I was a complete novice with 3D printing. I never owned a 3D printer before I bought my Raise3D N2+. I am from the mold that says if I want to stick with it, I am going to have to have some skin in the game financially. That is why after reading the reviews, talking to my buddy who has a N2, and reading some articles about build volumes, I decided to jump in head first...and it wasn't pretty.
I made every mistake a novice would make. I broke a neck V2 hot end, I broke 2- glass print beds with buildtak on them. I broke several fans on the extruder. I dismantled the hot end more times than I care to say. I installed the fans backwards, I did everything imaginable. I had days where my buyers remorse was so bad, I just wanted to give the printer away and take my loss.
Then, after all that, everything changed. As if there was some cosmic 3DPrinter god that looked down on me and thought I had finally paid my dues. That I was worthy of the consistent 3Dprint. Suddenly after months of agonizing, frustrating and sometimes depressing print fails, I was getting consistent perfect prints. Overnight, over weekends, 2 weeks at a time, consistent great quality prints...I have found the promised land...and it is good.
I want thank everyone here that has helped my along the way. Customer support actually helped a lot as well. I am now printing commercial grade parts that are consistent quality and with repeatability. I have come to appreciate my Raise3D printer.

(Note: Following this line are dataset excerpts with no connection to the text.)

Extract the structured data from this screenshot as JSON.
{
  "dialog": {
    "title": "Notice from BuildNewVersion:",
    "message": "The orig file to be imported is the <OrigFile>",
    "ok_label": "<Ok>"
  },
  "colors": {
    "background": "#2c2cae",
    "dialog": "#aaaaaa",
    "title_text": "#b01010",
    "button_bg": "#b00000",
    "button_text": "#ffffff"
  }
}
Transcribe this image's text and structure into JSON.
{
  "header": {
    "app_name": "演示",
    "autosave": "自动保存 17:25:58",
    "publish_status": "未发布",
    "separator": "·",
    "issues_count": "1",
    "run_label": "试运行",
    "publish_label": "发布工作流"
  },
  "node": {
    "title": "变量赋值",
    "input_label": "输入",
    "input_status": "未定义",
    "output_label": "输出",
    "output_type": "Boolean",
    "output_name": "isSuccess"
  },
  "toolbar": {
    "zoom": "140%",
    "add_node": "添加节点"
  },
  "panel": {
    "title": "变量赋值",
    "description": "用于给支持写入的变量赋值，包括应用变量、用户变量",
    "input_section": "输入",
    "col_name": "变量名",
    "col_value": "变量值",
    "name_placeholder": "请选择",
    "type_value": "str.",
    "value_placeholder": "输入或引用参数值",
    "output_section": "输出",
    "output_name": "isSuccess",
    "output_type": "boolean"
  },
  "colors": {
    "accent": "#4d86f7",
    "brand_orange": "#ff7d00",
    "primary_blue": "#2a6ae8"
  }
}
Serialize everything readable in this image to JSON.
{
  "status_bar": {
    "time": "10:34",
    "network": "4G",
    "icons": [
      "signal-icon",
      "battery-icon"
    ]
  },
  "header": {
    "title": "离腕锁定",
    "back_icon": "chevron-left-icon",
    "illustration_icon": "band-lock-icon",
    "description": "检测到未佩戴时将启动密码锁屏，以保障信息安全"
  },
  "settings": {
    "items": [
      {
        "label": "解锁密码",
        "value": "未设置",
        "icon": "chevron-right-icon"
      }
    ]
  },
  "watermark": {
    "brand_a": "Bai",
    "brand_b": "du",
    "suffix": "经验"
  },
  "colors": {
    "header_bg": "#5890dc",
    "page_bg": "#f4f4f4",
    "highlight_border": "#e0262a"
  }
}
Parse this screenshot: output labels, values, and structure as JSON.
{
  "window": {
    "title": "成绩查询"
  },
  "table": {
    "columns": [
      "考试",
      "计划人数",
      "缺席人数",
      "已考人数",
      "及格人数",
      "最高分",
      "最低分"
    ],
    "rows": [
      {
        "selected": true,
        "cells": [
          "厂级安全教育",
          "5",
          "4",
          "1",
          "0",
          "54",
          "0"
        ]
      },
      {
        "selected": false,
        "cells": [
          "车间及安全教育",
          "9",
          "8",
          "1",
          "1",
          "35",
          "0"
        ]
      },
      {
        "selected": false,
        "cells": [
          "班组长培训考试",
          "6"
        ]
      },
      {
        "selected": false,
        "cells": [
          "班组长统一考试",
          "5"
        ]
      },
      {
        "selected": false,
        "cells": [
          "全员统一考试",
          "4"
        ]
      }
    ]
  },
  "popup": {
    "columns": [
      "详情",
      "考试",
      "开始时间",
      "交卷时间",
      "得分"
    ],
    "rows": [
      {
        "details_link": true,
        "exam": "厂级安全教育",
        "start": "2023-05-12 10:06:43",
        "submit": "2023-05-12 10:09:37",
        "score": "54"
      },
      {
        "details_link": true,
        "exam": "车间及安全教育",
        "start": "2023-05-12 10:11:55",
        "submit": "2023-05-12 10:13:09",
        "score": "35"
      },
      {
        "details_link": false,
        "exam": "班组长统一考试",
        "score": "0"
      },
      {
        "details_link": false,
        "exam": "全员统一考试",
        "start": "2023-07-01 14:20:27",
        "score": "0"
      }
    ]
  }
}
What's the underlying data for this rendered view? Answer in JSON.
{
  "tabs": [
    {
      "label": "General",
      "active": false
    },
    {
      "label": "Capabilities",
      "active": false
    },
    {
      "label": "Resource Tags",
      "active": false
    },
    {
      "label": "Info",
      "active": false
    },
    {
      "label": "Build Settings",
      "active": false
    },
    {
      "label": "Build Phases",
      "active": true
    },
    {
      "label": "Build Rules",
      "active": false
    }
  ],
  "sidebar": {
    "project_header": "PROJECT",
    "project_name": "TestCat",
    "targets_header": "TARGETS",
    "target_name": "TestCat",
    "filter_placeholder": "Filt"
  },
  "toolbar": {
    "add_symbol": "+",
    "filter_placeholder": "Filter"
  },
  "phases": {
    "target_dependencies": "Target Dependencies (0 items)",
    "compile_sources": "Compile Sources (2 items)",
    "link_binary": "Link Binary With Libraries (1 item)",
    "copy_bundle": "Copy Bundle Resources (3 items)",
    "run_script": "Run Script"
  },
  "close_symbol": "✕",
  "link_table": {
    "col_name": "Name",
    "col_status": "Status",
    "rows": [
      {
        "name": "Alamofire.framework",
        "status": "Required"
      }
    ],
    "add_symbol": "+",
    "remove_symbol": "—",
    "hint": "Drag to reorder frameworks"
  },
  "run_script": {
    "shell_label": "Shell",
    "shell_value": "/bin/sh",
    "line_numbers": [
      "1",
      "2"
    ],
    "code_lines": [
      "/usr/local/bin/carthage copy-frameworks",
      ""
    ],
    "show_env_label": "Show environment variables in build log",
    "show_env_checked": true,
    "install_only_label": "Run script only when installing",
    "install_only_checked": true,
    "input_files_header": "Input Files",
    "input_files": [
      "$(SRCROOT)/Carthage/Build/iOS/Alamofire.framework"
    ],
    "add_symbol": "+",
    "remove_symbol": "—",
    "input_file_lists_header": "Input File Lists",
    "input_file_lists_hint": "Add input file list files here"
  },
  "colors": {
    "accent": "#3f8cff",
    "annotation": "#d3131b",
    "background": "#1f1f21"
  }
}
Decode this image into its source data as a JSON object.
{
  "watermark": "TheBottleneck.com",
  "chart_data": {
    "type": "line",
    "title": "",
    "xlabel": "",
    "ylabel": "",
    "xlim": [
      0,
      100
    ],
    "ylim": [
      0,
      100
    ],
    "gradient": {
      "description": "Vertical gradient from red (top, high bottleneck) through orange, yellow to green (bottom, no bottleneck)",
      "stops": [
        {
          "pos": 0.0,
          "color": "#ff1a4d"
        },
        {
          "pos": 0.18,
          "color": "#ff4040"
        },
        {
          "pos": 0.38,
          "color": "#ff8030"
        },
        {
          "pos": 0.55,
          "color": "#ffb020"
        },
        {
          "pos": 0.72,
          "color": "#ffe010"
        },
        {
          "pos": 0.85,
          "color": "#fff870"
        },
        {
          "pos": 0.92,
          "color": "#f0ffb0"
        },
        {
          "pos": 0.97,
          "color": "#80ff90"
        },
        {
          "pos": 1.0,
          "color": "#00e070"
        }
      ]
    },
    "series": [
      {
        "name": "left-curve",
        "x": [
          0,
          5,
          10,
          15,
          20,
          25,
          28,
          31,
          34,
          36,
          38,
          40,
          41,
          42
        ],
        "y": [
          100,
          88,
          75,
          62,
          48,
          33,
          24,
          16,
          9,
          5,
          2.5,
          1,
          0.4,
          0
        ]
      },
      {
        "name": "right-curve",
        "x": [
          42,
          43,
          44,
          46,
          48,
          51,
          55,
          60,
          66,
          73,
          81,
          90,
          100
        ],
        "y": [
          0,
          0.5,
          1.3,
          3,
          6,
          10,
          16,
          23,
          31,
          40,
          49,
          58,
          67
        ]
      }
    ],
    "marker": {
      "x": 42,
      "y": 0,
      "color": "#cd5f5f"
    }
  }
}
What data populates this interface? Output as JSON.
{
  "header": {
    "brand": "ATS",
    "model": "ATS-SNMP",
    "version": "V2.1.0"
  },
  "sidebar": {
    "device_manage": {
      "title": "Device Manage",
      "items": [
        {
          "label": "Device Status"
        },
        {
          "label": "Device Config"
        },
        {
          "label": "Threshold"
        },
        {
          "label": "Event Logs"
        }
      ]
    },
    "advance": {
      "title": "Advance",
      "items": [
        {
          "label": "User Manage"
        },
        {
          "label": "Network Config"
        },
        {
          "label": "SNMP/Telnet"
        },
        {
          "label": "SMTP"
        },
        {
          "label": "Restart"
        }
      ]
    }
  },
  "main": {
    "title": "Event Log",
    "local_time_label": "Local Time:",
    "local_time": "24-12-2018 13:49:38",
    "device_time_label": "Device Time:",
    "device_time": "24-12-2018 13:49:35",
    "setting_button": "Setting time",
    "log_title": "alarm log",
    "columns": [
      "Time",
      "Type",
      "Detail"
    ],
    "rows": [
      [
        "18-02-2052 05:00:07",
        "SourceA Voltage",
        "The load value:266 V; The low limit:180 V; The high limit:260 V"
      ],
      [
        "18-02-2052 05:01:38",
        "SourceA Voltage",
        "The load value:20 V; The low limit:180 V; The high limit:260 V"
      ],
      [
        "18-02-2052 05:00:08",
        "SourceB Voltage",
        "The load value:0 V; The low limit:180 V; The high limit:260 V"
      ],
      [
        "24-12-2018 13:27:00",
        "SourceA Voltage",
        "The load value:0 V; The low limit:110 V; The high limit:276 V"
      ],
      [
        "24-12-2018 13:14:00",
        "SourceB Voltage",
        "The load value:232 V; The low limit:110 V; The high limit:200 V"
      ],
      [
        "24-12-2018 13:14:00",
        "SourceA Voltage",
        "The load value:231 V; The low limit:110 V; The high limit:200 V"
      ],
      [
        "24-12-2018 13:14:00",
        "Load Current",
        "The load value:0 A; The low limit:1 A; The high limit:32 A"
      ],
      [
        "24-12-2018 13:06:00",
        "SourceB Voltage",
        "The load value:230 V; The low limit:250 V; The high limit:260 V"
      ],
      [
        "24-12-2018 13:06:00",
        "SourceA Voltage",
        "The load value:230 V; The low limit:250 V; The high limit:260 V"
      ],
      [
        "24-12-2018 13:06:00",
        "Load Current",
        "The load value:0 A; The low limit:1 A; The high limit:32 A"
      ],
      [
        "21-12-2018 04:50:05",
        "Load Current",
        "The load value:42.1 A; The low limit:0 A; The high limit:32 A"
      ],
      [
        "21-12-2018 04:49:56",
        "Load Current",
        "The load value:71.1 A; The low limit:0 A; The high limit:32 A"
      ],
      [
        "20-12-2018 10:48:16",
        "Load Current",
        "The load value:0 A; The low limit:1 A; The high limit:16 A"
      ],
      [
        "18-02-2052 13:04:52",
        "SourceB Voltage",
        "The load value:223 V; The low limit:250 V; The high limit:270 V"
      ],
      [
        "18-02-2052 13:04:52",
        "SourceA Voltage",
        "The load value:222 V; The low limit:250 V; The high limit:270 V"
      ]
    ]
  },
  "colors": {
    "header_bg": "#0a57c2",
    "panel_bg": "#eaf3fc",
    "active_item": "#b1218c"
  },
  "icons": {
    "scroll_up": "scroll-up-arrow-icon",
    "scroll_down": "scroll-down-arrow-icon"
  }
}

Thoughts about Raise3D, 3D printing and making in general.
3 posts • Page 1 of 1
That's really good to read. Made me smile actually because I'm fairly confident you're not the only one who's been through this kind of learning curve! I did it with a Makerbot some years ago then after leaving that company and a spell without a printer I bought a second-hand printer myself. There were days I wanted to take a big hammer to it and quit. After about a year I upgraded to an N2: I had some issues but to be fair most I caused (took many hours to realise the importance of a heat break!) and now I only tend to have failures when I'm using novel filaments or pushing the settings - again, not the printer's fault. I'm very happy with my machine. I've had it almost a year; it's definitely paid for itself in on-demand jobs, it's made loads of prototypes, saving lead times and money, it's made functional parts and I know a local company has just bought a Raise machine after seeing the quality of a job I did for them.